ほどかれた鎖 呂紫 微甘小鳥の囀りで呂布は目を覚ました。
昨晩、裸のままで眠ってしまったからか少し肌寒かった。
横に目をやると紫鸞は未だに夢の中にいた。眠る表情はとても穏やかで柔らかかった。
紫鸞の体には無数の赤い花が咲いており、そんな姿を見て呂布は、笑みがこぼれる。
またこうして自身の手中に収めることが出来て満足していた。
頭をひと撫ですると紫鸞がそれに応えるかのようにモゾモゾと動く。
その姿が愛しく、呂布は紫鸞の額に口づけを落とす。唇の感触に気づいたのか、紫鸞が薄っすらと目を開ける。
「起きたか。」
昨日とは違う優しい声に紫鸞も表情が緩くなる。今度は頬に一つ口づけをする。
「・・・?夢・・・じゃない・・・?」
寝ぼけている紫鸞に呂布は軽くあざ笑う。「夢じゃない。」と伝えた。
ぺたぺたと呂布の身体を触り、紫鸞はまた涙を零す。
本物だ。本物がいる。と。
呂布は紫鸞の腕を掴み、押し倒す。
「あまり滾らせるようなことをするな。」
紫鸞の太ももに呂布の性器が当たる。それはすっかり熱を帯びており、固くなっていた。ぶわっと紫鸞の顔に熱が集中し、目を逸らした。
可愛い奴め。といじらしく笑い、唇に噛みつく。
ぢうっといやらしい水音がさっきよりも大きく鳴り響く。
紫鸞は酸素を求めて大きく口を開けるがすべて呂布の大きな口によって塞がれる。ねっとりとした舌の感触に紫鸞は、快感を覚える。

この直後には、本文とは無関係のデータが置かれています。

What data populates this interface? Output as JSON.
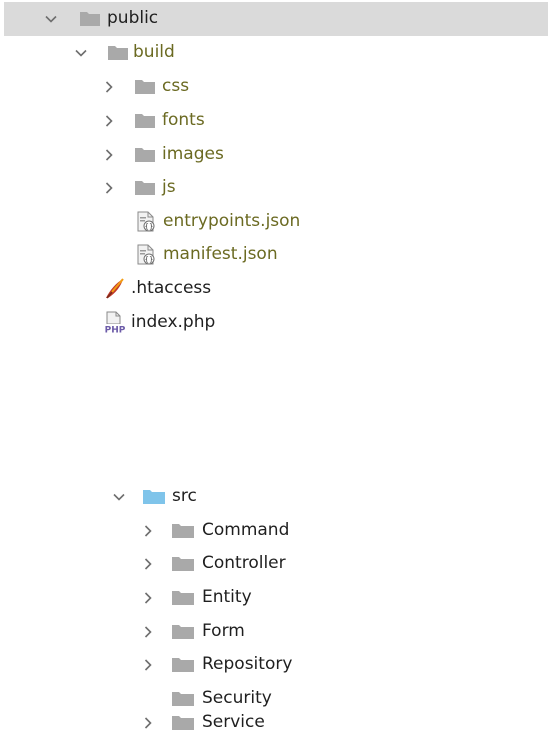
{
  "tree_top": {
    "root": {
      "label": "public",
      "expanded": true,
      "selected": true,
      "icon": "folder-icon"
    },
    "build": {
      "label": "build",
      "expanded": true,
      "icon": "folder-icon"
    },
    "build_children": [
      {
        "label": "css",
        "type": "folder",
        "expanded": false
      },
      {
        "label": "fonts",
        "type": "folder",
        "expanded": false
      },
      {
        "label": "images",
        "type": "folder",
        "expanded": false
      },
      {
        "label": "js",
        "type": "folder",
        "expanded": false
      },
      {
        "label": "entrypoints.json",
        "type": "json-file"
      },
      {
        "label": "manifest.json",
        "type": "json-file"
      }
    ],
    "files": [
      {
        "label": ".htaccess",
        "type": "htaccess-file"
      },
      {
        "label": "index.php",
        "type": "php-file"
      }
    ]
  },
  "tree_bottom": {
    "root": {
      "label": "src",
      "expanded": true,
      "icon": "source-folder-icon"
    },
    "children": [
      {
        "label": "Command",
        "has_children": true
      },
      {
        "label": "Controller",
        "has_children": true
      },
      {
        "label": "Entity",
        "has_children": true
      },
      {
        "label": "Form",
        "has_children": true
      },
      {
        "label": "Repository",
        "has_children": true
      },
      {
        "label": "Security",
        "has_children": false
      },
      {
        "label": "Service",
        "has_children": true
      }
    ]
  },
  "colors": {
    "selection": "#dadada",
    "folder": "#a9a9a9",
    "source_folder": "#7fc4ea",
    "untracked_text": "#6b6a22",
    "text": "#1f1f1f"
  }
}
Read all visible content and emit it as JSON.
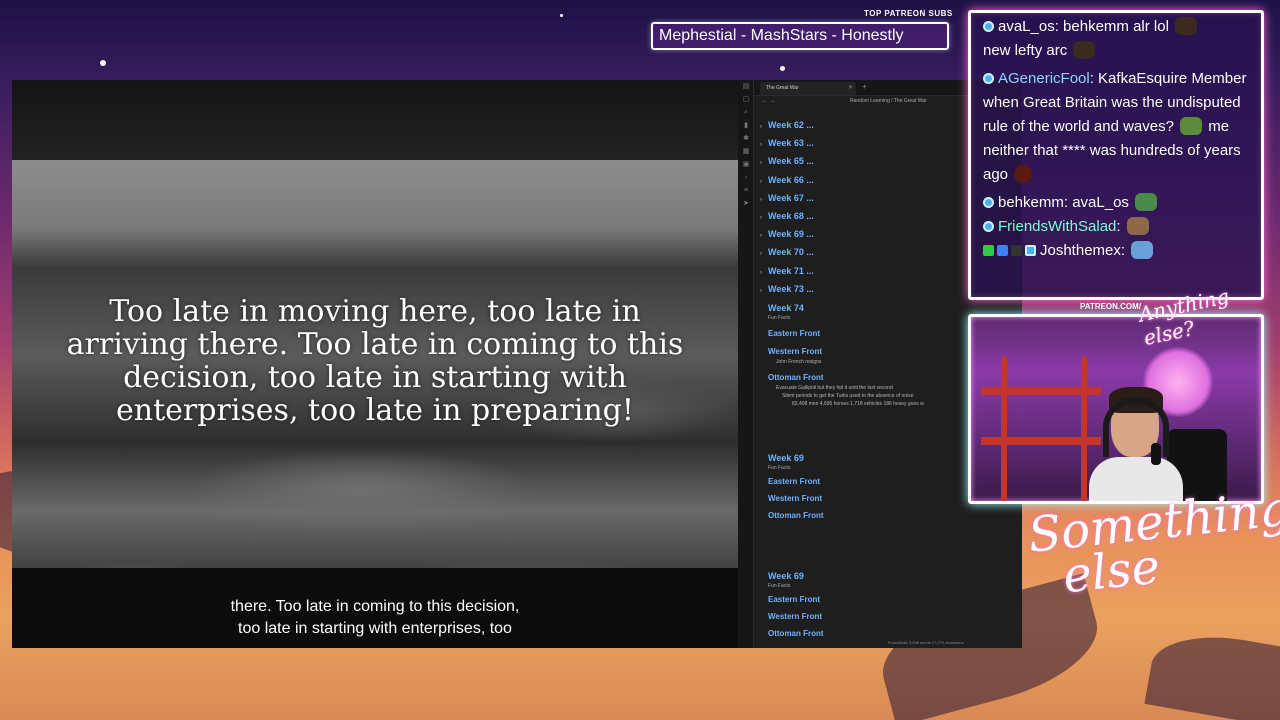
{
  "ticker": {
    "title": "TOP PATREON SUBS",
    "text": "Mephestial - MashStars - Honestly"
  },
  "video": {
    "quote": "Too late in moving here, too late in arriving there.  Too late in coming to this decision, too late in starting with enterprises, too late in preparing!",
    "caption_line1": "there. Too late in coming to this decision,",
    "caption_line2": "too late in starting with enterprises, too"
  },
  "notes": {
    "tab_title": "The Great War",
    "breadcrumb": "Random Learning  /  The Great War",
    "weeks": [
      "Week 62 ...",
      "Week 63 ...",
      "Week 65 ...",
      "Week 66 ...",
      "Week 67 ...",
      "Week 68 ...",
      "Week 69 ...",
      "Week 70 ...",
      "Week 71 ...",
      "Week 73 ..."
    ],
    "week74": {
      "title": "Week 74",
      "sub": "Fun Facts",
      "eastern": "Eastern Front",
      "western": "Western Front",
      "western_note": "John French resigns",
      "ottoman": "Ottoman Front",
      "ottoman_note1": "Evacuate Gallipoli but they hid it until the last second",
      "ottoman_note2": "Silent periods to get the Turks used to the absence of noise",
      "ottoman_note3": "83,408 men 4,695 horses 1,718 vehicles  186 heavy guns w"
    },
    "week69a": {
      "title": "Week 69",
      "sub": "Fun Facts",
      "eastern": "Eastern Front",
      "western": "Western Front",
      "ottoman": "Ottoman Front"
    },
    "week69b": {
      "title": "Week 69",
      "sub": "Fun Facts",
      "eastern": "Eastern Front",
      "western": "Western Front",
      "ottoman": "Ottoman Front"
    },
    "status": "9 backlinks      3,458 words  17,270 characters"
  },
  "chat": {
    "m1_user": "avaL_os",
    "m1_text": ": behkemm alr lol",
    "m1_text2": "new lefty arc",
    "m2_user": "AGenericFool",
    "m2_text": ": KafkaEsquire Member when Great Britain was the undisputed rule of the world and waves?",
    "m2_text2": " me neither that **** was hundreds of years ago",
    "m3_user": "behkemm",
    "m3_text": ": avaL_os",
    "m4_user": "FriendsWithSalad",
    "m4_text": ":",
    "m5_user": "Joshthemex",
    "m5_text": ":"
  },
  "webcam": {
    "label": "PATREON.COM/",
    "logo": "Anything else?"
  },
  "brand": "Something\n  else",
  "colors": {
    "chat_border_glow": "#ff6ad5",
    "link_blue": "#6fb2ff",
    "notes_bg": "#1e1e1e"
  }
}
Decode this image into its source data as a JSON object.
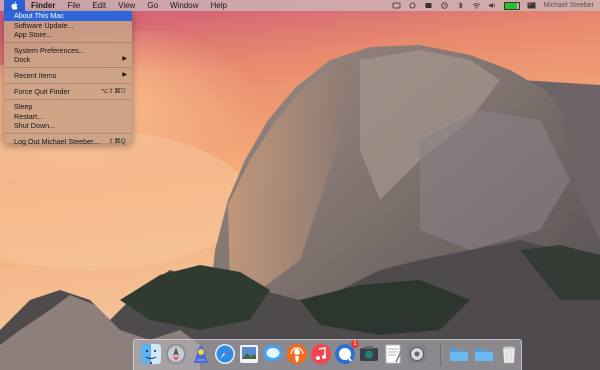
{
  "menubar": {
    "apple_icon": "apple-logo-icon",
    "app_name": "Finder",
    "menus": [
      "File",
      "Edit",
      "View",
      "Go",
      "Window",
      "Help"
    ],
    "battery_level_percent": 85,
    "battery_color": "#2cc22c",
    "user_name": "Michael Steeber"
  },
  "apple_menu": {
    "highlight_color": "#2c66d8",
    "items": {
      "about": "About This Mac",
      "software_update": "Software Update...",
      "app_store": "App Store...",
      "system_prefs": "System Preferences...",
      "dock": "Dock",
      "recent_items": "Recent Items",
      "force_quit": "Force Quit Finder",
      "force_quit_shortcut": "⌥⇧⌘⎋",
      "sleep": "Sleep",
      "restart": "Restart...",
      "shutdown": "Shut Down...",
      "logout": "Log Out Michael Steeber...",
      "logout_shortcut": "⇧⌘Q"
    }
  },
  "dock": {
    "apps": [
      "finder-icon",
      "launchpad-icon",
      "cleaner-icon",
      "safari-icon",
      "preview-icon",
      "messages-icon",
      "podcast-icon",
      "music-icon",
      "chat-icon",
      "camera-icon",
      "textedit-icon",
      "system-preferences-icon"
    ],
    "folders": [
      "applications-folder-icon",
      "documents-folder-icon",
      "trash-icon"
    ],
    "chat_badge": "1"
  }
}
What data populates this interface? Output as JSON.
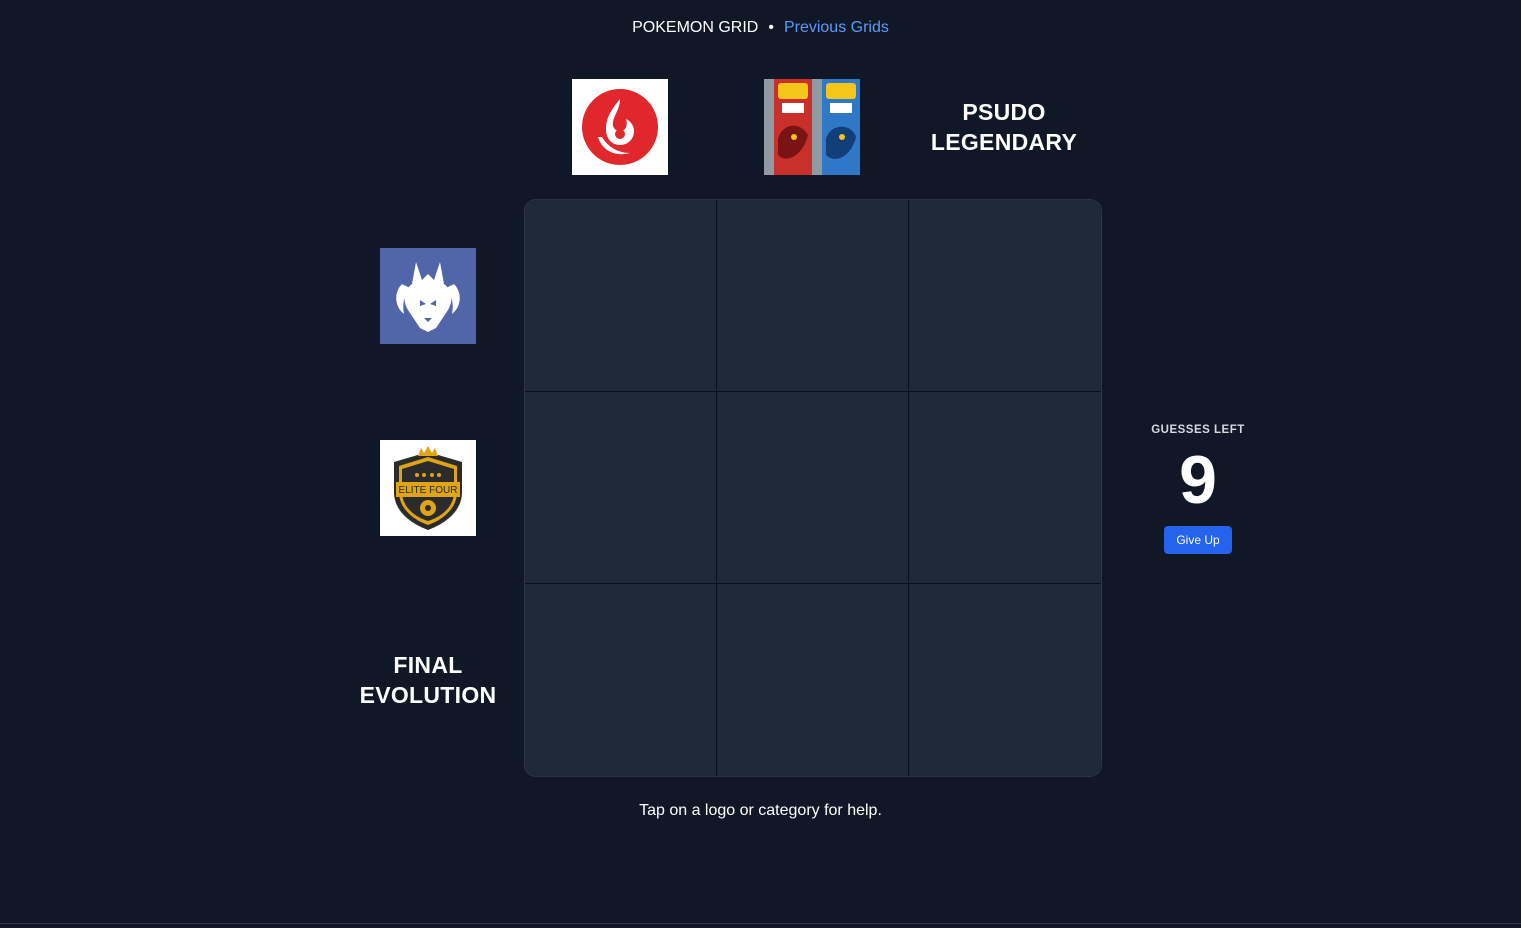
{
  "nav": {
    "title": "POKEMON GRID",
    "separator": "•",
    "previous_link": "Previous Grids"
  },
  "columns": [
    {
      "kind": "logo",
      "icon": "fire-type-icon",
      "bg": "#ffffff",
      "accent": "#e0282c"
    },
    {
      "kind": "logo",
      "icon": "ruby-sapphire-boxart",
      "bg": "#ffffff"
    },
    {
      "kind": "text",
      "label": "PSUDO\nLEGENDARY"
    }
  ],
  "rows": [
    {
      "kind": "logo",
      "icon": "dragon-type-icon",
      "bg": "#5166a8"
    },
    {
      "kind": "logo",
      "icon": "elite-four-badge",
      "bg": "#ffffff",
      "badge_text": "ELITE FOUR"
    },
    {
      "kind": "text",
      "label": "FINAL\nEVOLUTION"
    }
  ],
  "status": {
    "guesses_label": "GUESSES LEFT",
    "guesses_left": "9",
    "give_up_label": "Give Up"
  },
  "help_text": "Tap on a logo or category for help.",
  "colors": {
    "background": "#101727",
    "cell": "#1f2937",
    "link": "#5b9bf5",
    "button": "#2463eb"
  }
}
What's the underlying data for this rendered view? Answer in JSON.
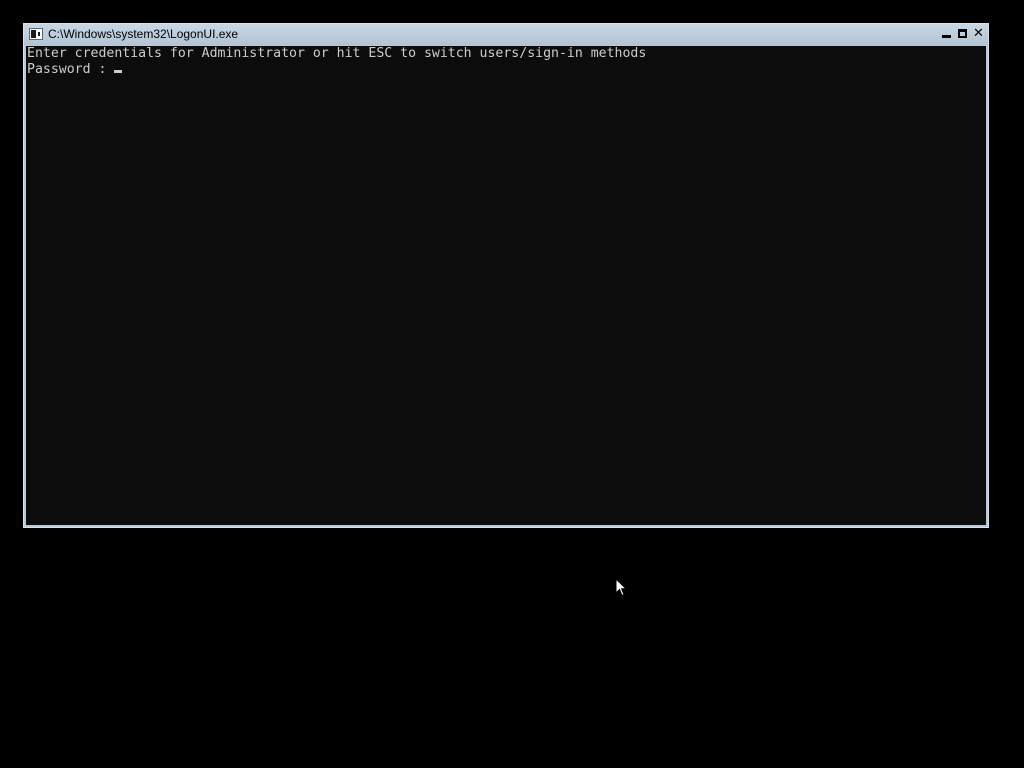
{
  "window": {
    "title": "C:\\Windows\\system32\\LogonUI.exe",
    "close_glyph": "✕"
  },
  "console": {
    "prompt_line": "Enter credentials for Administrator or hit ESC to switch users/sign-in methods",
    "password_label": "Password :",
    "password_value": ""
  },
  "colors": {
    "desktop_background": "#000000",
    "console_background": "#0c0c0c",
    "console_text": "#cccccc",
    "window_frame": "#b9c9d8"
  },
  "icons": {
    "app": "console-app-icon",
    "minimize": "minimize-icon",
    "maximize": "maximize-icon",
    "close": "close-icon",
    "pointer": "mouse-pointer-icon"
  }
}
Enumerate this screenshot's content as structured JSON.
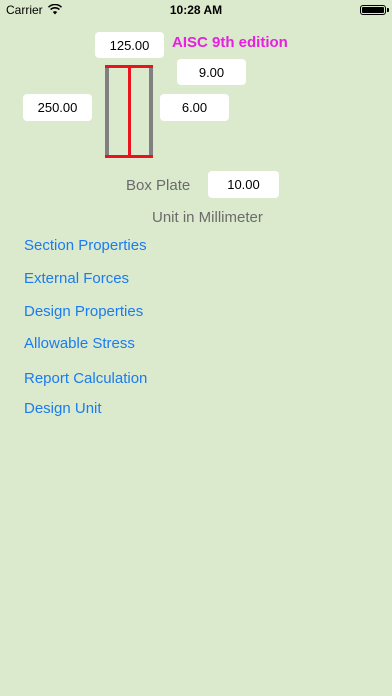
{
  "status_bar": {
    "carrier": "Carrier",
    "time": "10:28 AM"
  },
  "header": {
    "edition": "AISC 9th edition"
  },
  "inputs": {
    "flange_width": "125.00",
    "flange_thickness": "9.00",
    "depth": "250.00",
    "web_thickness": "6.00",
    "box_plate": "10.00"
  },
  "labels": {
    "box_plate": "Box Plate",
    "unit": "Unit in Millimeter"
  },
  "menu": {
    "section_properties": "Section Properties",
    "external_forces": "External Forces",
    "design_properties": "Design Properties",
    "allowable_stress": "Allowable Stress",
    "report_calculation": "Report Calculation",
    "design_unit": "Design Unit"
  },
  "colors": {
    "background": "#dbe9cc",
    "edition": "#e61fe0",
    "link": "#1a7cf0",
    "plate_red": "#e8131b",
    "plate_gray": "#808080"
  }
}
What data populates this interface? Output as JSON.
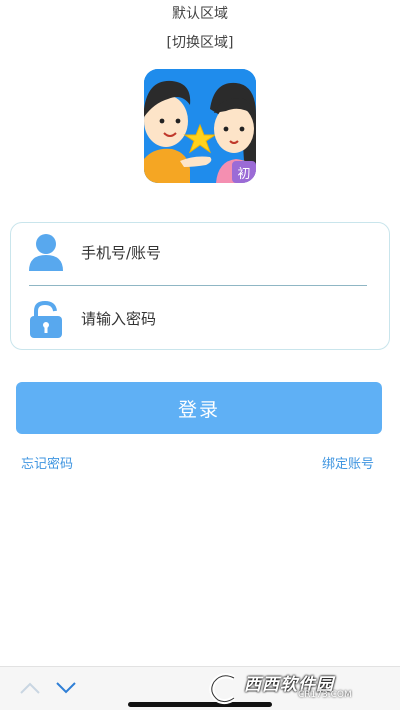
{
  "header": {
    "region_title": "默认区域",
    "region_switch": "[切换区域]"
  },
  "logo": {
    "badge_text": "初",
    "icon": "app-logo-kids-star"
  },
  "form": {
    "username_placeholder": "手机号/账号",
    "password_placeholder": "请输入密码",
    "username_icon": "user-icon",
    "password_icon": "lock-icon"
  },
  "actions": {
    "login_label": "登录",
    "forgot_password": "忘记密码",
    "bind_account": "绑定账号"
  },
  "bottom_bar": {
    "up_icon": "chevron-up-icon",
    "down_icon": "chevron-down-icon"
  },
  "watermark": {
    "main": "西西软件园",
    "sub": "CR173.COM"
  },
  "colors": {
    "accent": "#5fb0f5",
    "link": "#3f95e0",
    "icon": "#58a8ee",
    "border": "#c9e5ec"
  }
}
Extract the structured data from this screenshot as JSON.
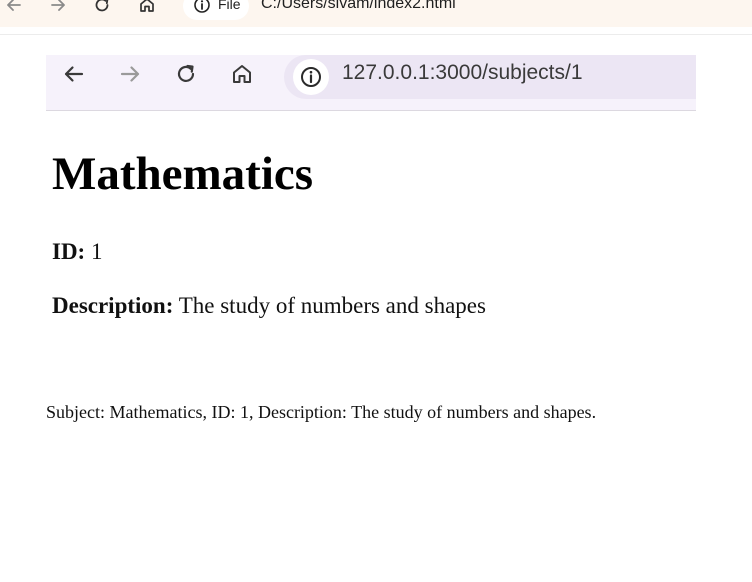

唇を離すと綺麗な銀の糸が伸びる。紫鸞は呼吸を整えながら呂布に縋る。
「無名。お前は俺を試しているのか?・・・面白い。」
くくっと笑うと優しく抱きしめる。いつものようにがっつかない呂布に対して紫鸞は少し不満げの様子だった。
幾度か色を掛けてみるが向こうが手を出すことはなかった。
ふと冷たい風が頬を伝い、紫鸞は一つくしゃみをする。
「このまま寝たのだ。寒いだろう。」
呂布は肩まで布団を掛けてあげた。
「ずっとこのままでいたい。」そう小声で紫鸞が零すと呂布はまた笑って頭を撫でる。
大きく骨ばった手で触れられるのが心地良いのか紫鸞は満足してまた眠ってしまった。
「本当に、よく眠るやつだ。」
人差し指で涙痕をなぞる。涙で湿った指を口に含むと、優しい味が口の中に広がった。
呂布は煽られた欲の熱情を冷ますために今までの記憶を思い出していた。
前世で下邳城の底に叩きつけられる前に交わした約束。告げられた言葉。
現代に産まれてからつい先日まで城跡で待ち続けていたこと。
出会い、愛を確かめ合えたこと。
思い返せばとても長い道のりだった。と一人、思いに耽る。
「お前はこの呂奉先の視界に入ったのだからな。」
前にも言ったような気がするこの台詞。
もう二度と離すつもりなどない。この身体も、心もすべて自分のもの。
この先もずっと。
紫鸞の瞼に一つ口づけを落とし、次に目が覚めるまでひたすらに優しく見守っていた。